Sie sind doch selig allesamt
die sein Zeugnis vor Augen hant
von Herzen ihn begehren
Denn welches Übelthäter sind,
die wandeln nicht als Gottes Kind,
auf seine Weg nicht halten.
Ach Herre Gott im Himmelreich,
du hast geboten fleißiglich,
ja deine Bot zu halten.

            Matthias Greiter, 1495-1550

Psaume 36 :
Du malin le meschant vouloir
parle en mon coeur & me fait voir
qu'il n'a de Dieu la crainte.
Car tant se plait en son erreur
que l'avoir en haine & horreur,
c'est bien force & contrainte.
Son parler est nuisant et fin;
doctrine va fuyant, afin
de jamais bien ne faire.
Songe en son lit meschanceté.
Au chemin tors est arresté,
a nul mal n'est contraire.

            Clément Marot, 1496-1544.

Melodie : Wahrscheinlich schon im Straßburger Kirchenamt 1524 vorhanden (Zahn Nr. 8303 nimmt es an, J. Wolf 1899 behauptet es). Jedenfalls in Straßburg 1526 (Psalmen, gebett und Kirchenübung) vertreten. Es ist danach die Melodie des französischen Psalms 36 (und Ps. 68 : Que Dieu se montre seulement) geworden. Bei Freylinghausen (und wahrscheinlich auch sonst in jener Zeit) wird diese Melodie nach dem Choral O Mensch, bewein dein Sünde groß (s. unten) benannt.

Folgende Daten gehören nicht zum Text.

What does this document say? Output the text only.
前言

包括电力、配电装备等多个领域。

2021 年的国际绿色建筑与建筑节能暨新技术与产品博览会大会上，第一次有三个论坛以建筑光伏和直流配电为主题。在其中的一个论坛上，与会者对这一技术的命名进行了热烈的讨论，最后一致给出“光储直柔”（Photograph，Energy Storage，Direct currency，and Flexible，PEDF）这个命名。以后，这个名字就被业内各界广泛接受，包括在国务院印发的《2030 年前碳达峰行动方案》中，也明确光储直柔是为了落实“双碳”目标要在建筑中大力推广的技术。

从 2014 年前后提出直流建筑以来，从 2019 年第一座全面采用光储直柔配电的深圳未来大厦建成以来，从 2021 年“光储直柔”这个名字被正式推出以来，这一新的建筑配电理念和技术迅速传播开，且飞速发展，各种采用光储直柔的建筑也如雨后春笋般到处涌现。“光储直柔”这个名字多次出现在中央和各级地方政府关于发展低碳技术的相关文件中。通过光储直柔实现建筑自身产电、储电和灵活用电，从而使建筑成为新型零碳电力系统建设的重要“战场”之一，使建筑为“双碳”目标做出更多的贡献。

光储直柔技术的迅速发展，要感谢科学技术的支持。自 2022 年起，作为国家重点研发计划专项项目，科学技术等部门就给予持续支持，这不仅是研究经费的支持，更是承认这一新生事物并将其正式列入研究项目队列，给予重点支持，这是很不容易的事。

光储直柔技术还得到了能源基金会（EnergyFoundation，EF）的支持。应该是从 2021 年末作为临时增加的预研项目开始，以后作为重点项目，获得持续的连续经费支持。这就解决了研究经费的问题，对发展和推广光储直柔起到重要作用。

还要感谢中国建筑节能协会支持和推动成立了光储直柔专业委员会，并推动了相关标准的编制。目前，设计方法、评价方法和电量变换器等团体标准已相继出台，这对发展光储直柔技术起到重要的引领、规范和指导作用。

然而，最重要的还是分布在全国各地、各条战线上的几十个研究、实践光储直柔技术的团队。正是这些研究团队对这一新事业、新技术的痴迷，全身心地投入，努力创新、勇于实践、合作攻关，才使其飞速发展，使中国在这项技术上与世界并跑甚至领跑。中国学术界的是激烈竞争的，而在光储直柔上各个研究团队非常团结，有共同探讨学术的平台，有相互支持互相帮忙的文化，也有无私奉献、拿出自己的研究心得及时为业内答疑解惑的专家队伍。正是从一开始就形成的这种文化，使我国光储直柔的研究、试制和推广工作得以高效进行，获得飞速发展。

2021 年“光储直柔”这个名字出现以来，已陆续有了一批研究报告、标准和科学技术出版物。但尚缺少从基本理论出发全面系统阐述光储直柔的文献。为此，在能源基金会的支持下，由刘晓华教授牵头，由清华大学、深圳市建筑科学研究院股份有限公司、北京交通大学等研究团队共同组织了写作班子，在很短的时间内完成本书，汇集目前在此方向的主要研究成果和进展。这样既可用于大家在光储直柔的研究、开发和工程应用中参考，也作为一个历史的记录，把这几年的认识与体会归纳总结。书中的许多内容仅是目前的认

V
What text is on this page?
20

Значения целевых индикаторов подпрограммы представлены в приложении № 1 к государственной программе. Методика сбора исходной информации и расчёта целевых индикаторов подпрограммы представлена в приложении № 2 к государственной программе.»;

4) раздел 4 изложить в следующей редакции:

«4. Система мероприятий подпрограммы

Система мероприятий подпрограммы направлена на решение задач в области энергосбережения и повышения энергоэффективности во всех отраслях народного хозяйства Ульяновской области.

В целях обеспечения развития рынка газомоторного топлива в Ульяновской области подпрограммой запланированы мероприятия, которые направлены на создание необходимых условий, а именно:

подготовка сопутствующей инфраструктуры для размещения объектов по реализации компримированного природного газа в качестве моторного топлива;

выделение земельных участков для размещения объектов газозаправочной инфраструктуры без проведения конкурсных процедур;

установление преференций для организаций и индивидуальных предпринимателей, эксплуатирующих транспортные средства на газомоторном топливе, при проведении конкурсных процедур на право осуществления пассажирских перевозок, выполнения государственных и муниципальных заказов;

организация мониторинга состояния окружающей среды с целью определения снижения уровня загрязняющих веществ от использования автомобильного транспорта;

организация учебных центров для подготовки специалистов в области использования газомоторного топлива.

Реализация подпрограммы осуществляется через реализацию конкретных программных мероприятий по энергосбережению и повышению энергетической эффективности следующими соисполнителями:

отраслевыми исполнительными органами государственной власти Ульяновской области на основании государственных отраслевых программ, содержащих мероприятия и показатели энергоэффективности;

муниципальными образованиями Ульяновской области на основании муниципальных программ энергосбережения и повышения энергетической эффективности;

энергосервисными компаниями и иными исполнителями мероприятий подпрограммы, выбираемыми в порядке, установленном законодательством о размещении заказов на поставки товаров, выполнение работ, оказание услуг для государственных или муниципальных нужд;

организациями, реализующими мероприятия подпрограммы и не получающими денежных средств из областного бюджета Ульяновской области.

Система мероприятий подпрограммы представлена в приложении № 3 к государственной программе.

Hepp 1809 Mülhauser Gesangbuch 1818 Colmarer Sammlung Th. Stern Ihme 1875 Ihme 1888 Wolf 1899
  373     226 p. 135 247 p. 157 38
  D     D
D
Es
Zwischen der Melodie, die im Elsass meistens gesungen wurde und derjenigen, die zu den französischen Psalmen gesungen wird, bestehen einige Unterschiede. Drum wurde hier die Melodie im Satz des Claude Goudimel hinzugefügt. Im Mülhauser Gesangbuch 1818 ist der Rhythmus vereinheitlicht, d.h. fast alle Noten haben die gleiche Länge. In Mülhausen wurde diese Melodie damals auf Grund der reformierten frz. Psalmtradition beibehalten. Der Text, bei dem sie dort steht, ist Du liebst, o Gott, Gerechtigkeit.
Hören :  Ihme 1875 - Claude Goudimel (Ps. 36) (in F) - Mülhausen 1818.

Elsässische Choralmelodien

Das Lied O Mensch, bewein dein Sünde groß hat lange dieser Melodie den Namen gegeben. Der Text ist von Sebald Heyden (1599-1661 ; s. Wackernagel Band III Nr. 603). Das Lied erzählt die Leidensgeschichte Jesu. Im EG 1995 (Nr. 76) stehen die erste und die letzte der 23 Strophen. Hier die Version der ersten Strophe, wie wir sie im Colmarischen Lobopfer 1722 vorfinden (Nr. 60)

O Mensch, bewäin dein Sünde groß /
Darum Christus seins Vatters schoß
Aeussert und kam auf erden ;
Von einer jungfrau rein und zart
Für uns er hie geboren ward /
Er wolt der mittler werden.
Den todten er das leben gab /
Und legt darbey all kranckheit ab /
Biß sich die zeit herdrange /
Daß er für uns geopffert würd /
Trug unsrer sünden schwere bürd /
Wol an dem creutze lange.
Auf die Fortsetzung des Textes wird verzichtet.